Pasrah. Itulah yang ku lakukan sekarang. Ku temukan kelemahanku sekarang, yaitu Justin. entah kenapa aku selalu tunduk dan patuh padanya. Akhirnya dengan berat hati, ku pakai jaket bertudung itu sekaligus kurapatkan agar menutupi wajahku dan mengikuti salah satu langkah seseorang yang tak ku kenal untuk berpisah dengan Justin.

sebelum kami berpisah, Justin memberikanku handphonenya dan berpesan padaku. “Bersikaplah biasa saja, dan berpura-puralah memainkan handphone ini. keep ur head side down, okay?” aku menghela nafas, mengangkat bahuku dan meninggalkan Justin begitu saja tanpa menyahut apa-apa. Ah. Bagaimana kalau handphone ini rusak? Biar saja. dia kan orang kaya. Mungkin di rumahnya ada satu lemari berisi handphone semacam ini.

Sambil terus memandangi layar handphone Justin dan melihat-lihat isinya. Aku tidak terlalu mengerti apa maksud dari berbagai macam tombol, jadi ku pencet asal saja. anehnya, rasanya sungguh menyenangkan apalagi kalau handphone-nya sampai rusak. Tapi, mataku tetap tak lepas dari langkah penuntun jalanku dan sesekali mendongak, memastikan kalau aku tidak terpisah dengannya. Akhirnya kami berdua sampai di sebuah van berwarna hitam. Pria itu menyuruhku masuk sedangkan dia sendiri tak ikut masuk. Saat aku duduk dan melihat ke dalam mobil, voila! Wajah Max tepat berada di hadapanku! Oh, kalian tidak tahu betapa bahagianya diriku!

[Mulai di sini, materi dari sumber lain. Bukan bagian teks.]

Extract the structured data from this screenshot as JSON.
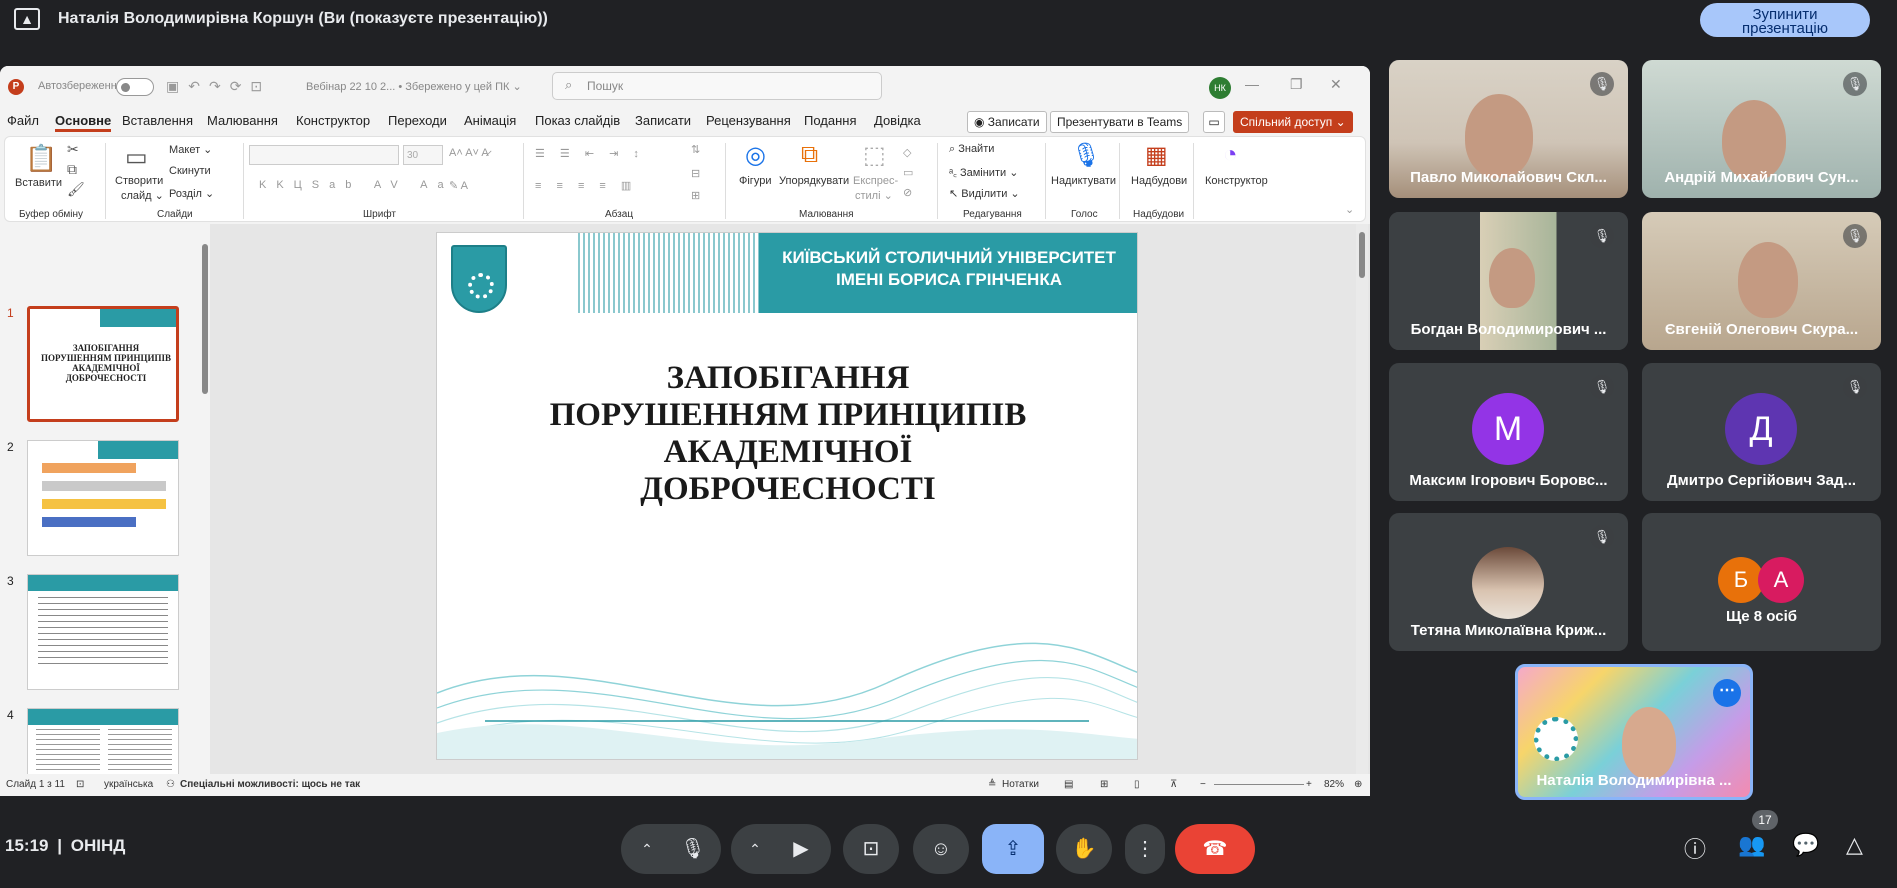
{
  "top": {
    "title": "Наталія Володимирівна Коршун (Ви (показуєте презентацію))",
    "stop_line1": "Зупинити",
    "stop_line2": "презентацію"
  },
  "ppt": {
    "autosave": "Автозбереження",
    "doc_name": "Вебінар 22 10 2...  •  Збережено у цей ПК ⌄",
    "search_placeholder": "Пошук",
    "user_initials": "НК",
    "menu": [
      "Файл",
      "Основне",
      "Вставлення",
      "Малювання",
      "Конструктор",
      "Переходи",
      "Анімація",
      "Показ слайдів",
      "Записати",
      "Рецензування",
      "Подання",
      "Довідка"
    ],
    "record_btn": "◉ Записати",
    "teams_btn": "Презентувати в Teams",
    "share_btn": "Спільний доступ ⌄",
    "ribbon": {
      "paste": "Вставити",
      "clipboard": "Буфер обміну",
      "new_slide_1": "Створити",
      "new_slide_2": "слайд ⌄",
      "layout": "Макет ⌄",
      "reset": "Скинути",
      "section": "Розділ ⌄",
      "slides": "Слайди",
      "font_size": "30",
      "font": "Шрифт",
      "paragraph": "Абзац",
      "shapes": "Фігури",
      "arrange": "Упорядкувати",
      "quick_styles_1": "Експрес-",
      "quick_styles_2": "стилі ⌄",
      "drawing": "Малювання",
      "find": "Знайти",
      "replace": "Замінити ⌄",
      "select": "Виділити ⌄",
      "editing": "Редагування",
      "dictate": "Надиктувати",
      "voice": "Голос",
      "addins_btn": "Надбудови",
      "addins": "Надбудови",
      "designer": "Конструктор"
    },
    "thumb_numbers": [
      "1",
      "2",
      "3",
      "4"
    ],
    "slide": {
      "uni_line1": "КИЇВСЬКИЙ СТОЛИЧНИЙ УНІВЕРСИТЕТ",
      "uni_line2": "ІМЕНІ БОРИСА ГРІНЧЕНКА",
      "title_lines": [
        "ЗАПОБІГАННЯ",
        "ПОРУШЕННЯМ ПРИНЦИПІВ",
        "АКАДЕМІЧНОЇ",
        "ДОБРОЧЕСНОСТІ"
      ]
    },
    "status": {
      "slide_count": "Слайд 1 з 11",
      "language": "українська",
      "accessibility": "Спеціальні можливості: щось не так",
      "notes": "Нотатки",
      "zoom": "82%"
    }
  },
  "participants": [
    "Павло Миколайович Скл...",
    "Андрій Михайлович Сун...",
    "Богдан Володимирович ...",
    "Євгеній Олегович Скура...",
    "Максим Ігорович Боровс...",
    "Дмитро Сергійович Зад...",
    "Тетяна Миколаївна Криж...",
    "Ще 8 осіб"
  ],
  "avatars": {
    "maksym": "М",
    "dmytro": "Д",
    "more1": "Б",
    "more2": "А"
  },
  "self_name": "Наталія Володимирівна ...",
  "bottom": {
    "clock": "15:19",
    "sep": "|",
    "code": "ОНІНД",
    "participants_badge": "17"
  },
  "colors": {
    "accent": "#2a9ba5",
    "ppt_red": "#c43e1c",
    "end_call": "#ea4335",
    "present_active": "#8ab4f8",
    "avatar_m": "#9334e6",
    "avatar_d": "#5e35b1",
    "avatar_b": "#e8710a",
    "avatar_a": "#d81b60"
  }
}
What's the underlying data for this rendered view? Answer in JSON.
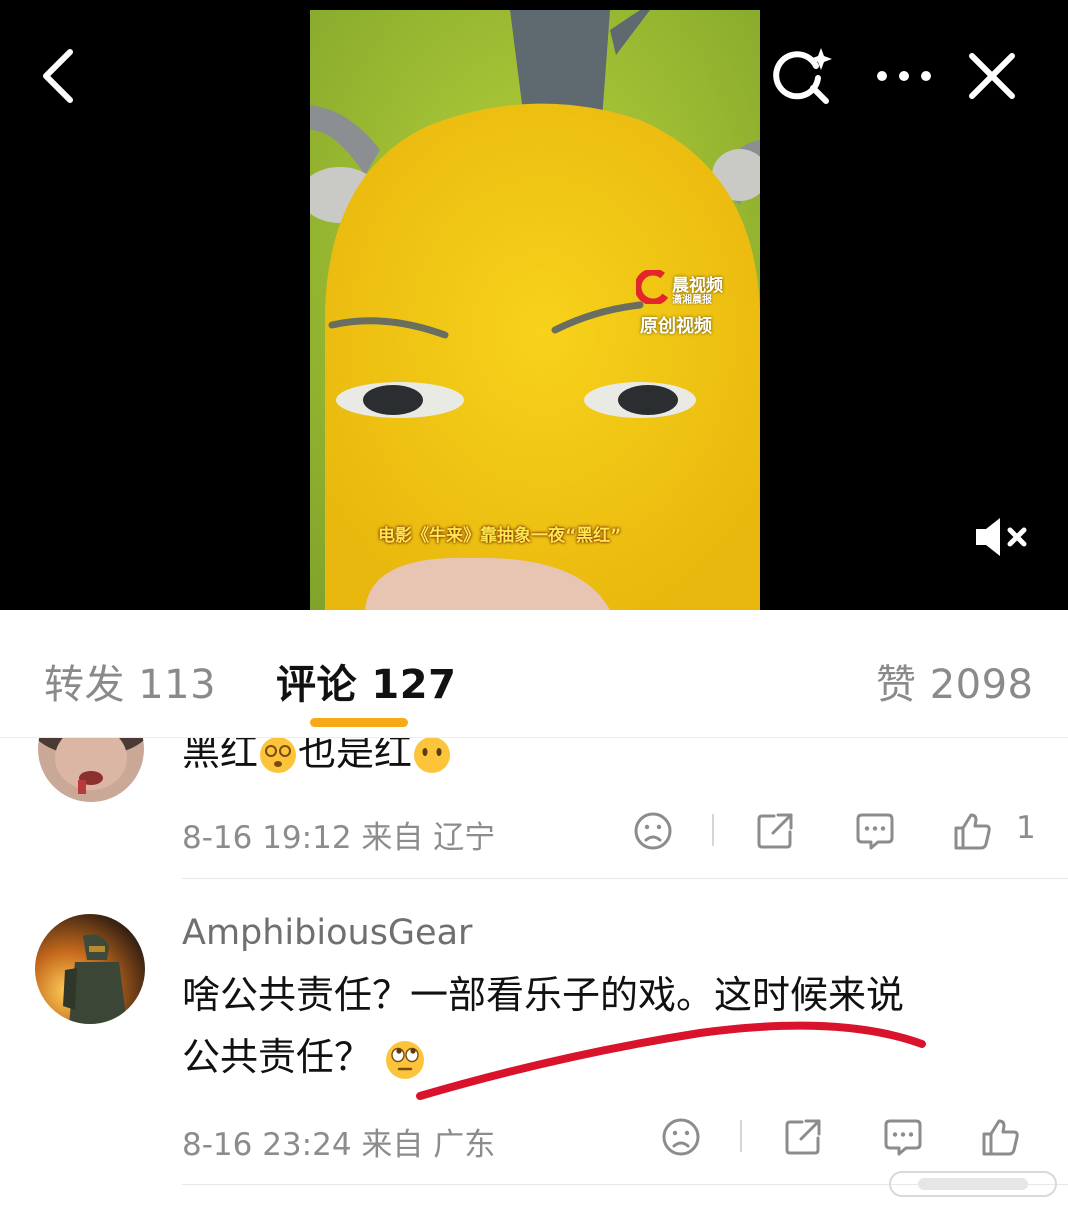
{
  "header": {
    "back_icon": "chevron-left-icon",
    "search_icon": "search-sparkle-icon",
    "more_icon": "more-dots-icon",
    "close_icon": "close-icon",
    "mute_icon": "muted-speaker-icon"
  },
  "video": {
    "watermark_name": "晨视频",
    "watermark_sub": "潇湘晨报",
    "watermark_original": "原创视频",
    "caption": "电影《牛来》靠抽象一夜“黑红”"
  },
  "tabs": {
    "repost": "转发 113",
    "comment": "评论 127",
    "like": "赞 2098",
    "accent_color": "#f8a91a"
  },
  "comments": [
    {
      "text_parts": [
        "黑红",
        "也是红"
      ],
      "time": "8-16 19:12",
      "location": "来自 辽宁",
      "like_count": "1"
    },
    {
      "username": "AmphibiousGear",
      "text_line1": "啥公共责任？一部看乐子的戏。这时候来说",
      "text_line2": "公共责任？",
      "time": "8-16 23:24",
      "location": "来自 广东"
    }
  ]
}
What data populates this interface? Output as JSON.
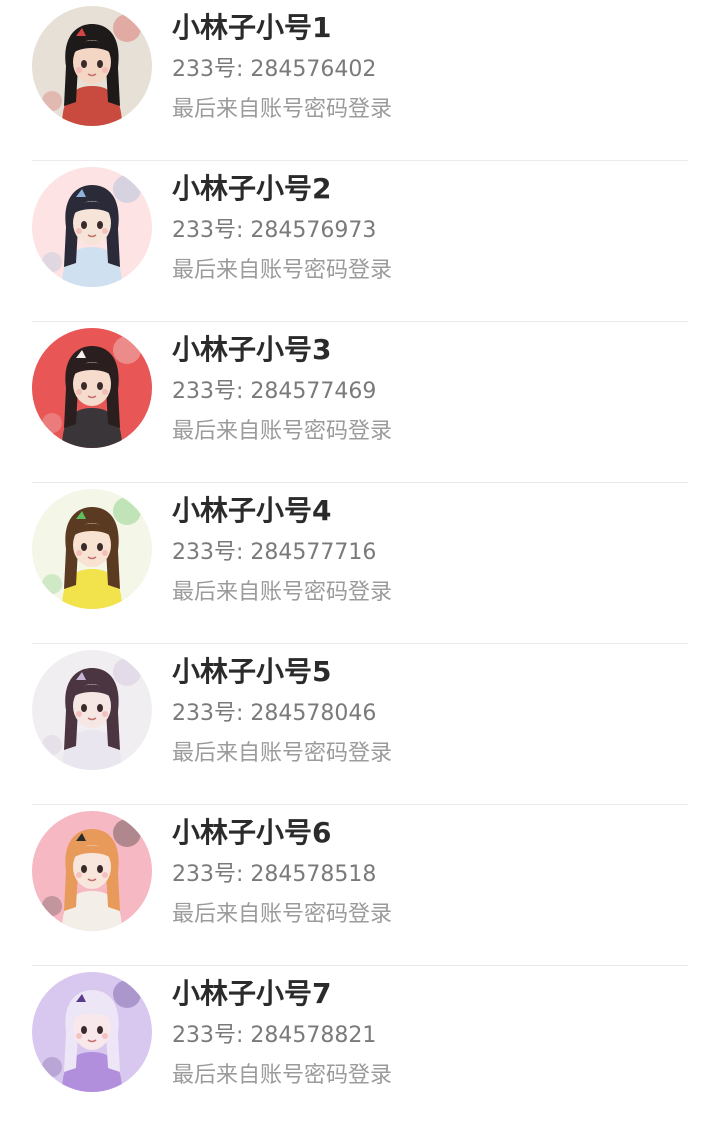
{
  "accounts": [
    {
      "name": "小林子小号1",
      "id_label": "233号: 284576402",
      "login_text": "最后来自账号密码登录",
      "avatar": {
        "bg": "#e6e0d6",
        "hair": "#1f1a1a",
        "accent": "#d64545",
        "skin": "#f4d6c4",
        "outfit": "#c94b3f"
      }
    },
    {
      "name": "小林子小号2",
      "id_label": "233号: 284576973",
      "login_text": "最后来自账号密码登录",
      "avatar": {
        "bg": "#fde3e3",
        "hair": "#2a2a38",
        "accent": "#8fb3d9",
        "skin": "#f7e4d8",
        "outfit": "#cfe0f0"
      }
    },
    {
      "name": "小林子小号3",
      "id_label": "233号: 284577469",
      "login_text": "最后来自账号密码登录",
      "avatar": {
        "bg": "#e85656",
        "hair": "#2a1e1e",
        "accent": "#f4f0ea",
        "skin": "#f6dccd",
        "outfit": "#3a3538"
      }
    },
    {
      "name": "小林子小号4",
      "id_label": "233号: 284577716",
      "login_text": "最后来自账号密码登录",
      "avatar": {
        "bg": "#f4f6e8",
        "hair": "#5b3a22",
        "accent": "#5fbf5f",
        "skin": "#f8e2d2",
        "outfit": "#f2e24c"
      }
    },
    {
      "name": "小林子小号5",
      "id_label": "233号: 284578046",
      "login_text": "最后来自账号密码登录",
      "avatar": {
        "bg": "#f1eef2",
        "hair": "#4a3540",
        "accent": "#c9b6d6",
        "skin": "#f6e6e4",
        "outfit": "#e9e6f0"
      }
    },
    {
      "name": "小林子小号6",
      "id_label": "233号: 284578518",
      "login_text": "最后来自账号密码登录",
      "avatar": {
        "bg": "#f6b8c2",
        "hair": "#e89a5a",
        "accent": "#2a2a2a",
        "skin": "#f8e6dc",
        "outfit": "#f3efe8"
      }
    },
    {
      "name": "小林子小号7",
      "id_label": "233号: 284578821",
      "login_text": "最后来自账号密码登录",
      "avatar": {
        "bg": "#d8c8ef",
        "hair": "#ece6f6",
        "accent": "#5a3d8c",
        "skin": "#f8e8ec",
        "outfit": "#b28fdd"
      }
    }
  ]
}
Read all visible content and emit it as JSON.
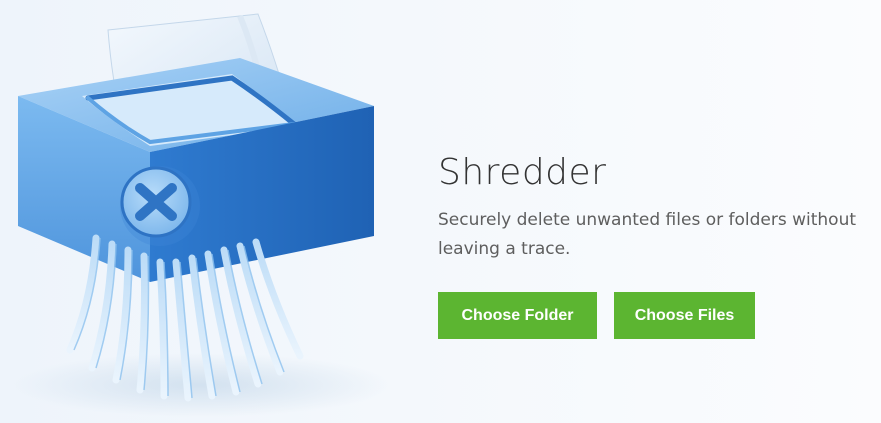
{
  "shredder": {
    "title": "Shredder",
    "description": "Securely delete unwanted files or folders without leaving a trace.",
    "icon": "shredder-icon",
    "badge_icon": "close-icon"
  },
  "actions": {
    "choose_folder_label": "Choose Folder",
    "choose_files_label": "Choose Files"
  },
  "colors": {
    "button_green": "#5cb531",
    "shredder_blue": "#3d8bd9"
  }
}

“MAX!!!!” pekikku riang. Semua orang yang ada di dalam mobil, tak terkecuali Max, menutup telinganya. Bahkan si sopir mobil ini pun sampai berhenti mendadak. Mungkin dia mengira sesuatu mengerikan telah terjadi pada penumpangnya. Setelah membuka kembali telinga mereka, Tom dan Siva menatapku kesal. Aku hanya meringis kecil. Kemudian tanpa memperdulikan semuanya, aku mulai berbicara panjang lebar dengan Max. Tak ketinggalan, aku memeluknya terus menerus. Bahkan Tom yang berada disebelahnya ku suruh pindah menggantikan tempatku.

“AstAgA, Max... lo harus tau betapa rindunya gue sama elo!!” aku tak melepaskan pelukanku darinya. Kehangatan pelukannya benar-benar memuaskan kerinduanku selama 10 jam belakangan. Max juga membalas pelukanku hangat. Di dalam mobil, kami berdua asik dengan pembicaraan kami. Tanpa gangguan, tanpa Tom.

Aku tak bisa membujuk Max untuk ikut denganku tinggal dirumah Justin. padahal belum tentu di markas The Wanted lebih nyaman daripada rumah Justin—Max yang menceritakan tentang markas The Wanted padaku—tapi tidak menutup kemungkinan juga markas The Wanted lebih nyaman dan enak dari rumah Justin. aku kan di ajak Justin, berarti aku harus menuruti perintah Justin. Max kan aku yang ajak, kenapa dia tidak mau patuh padaku? Dimana letak keadilan, sekarang?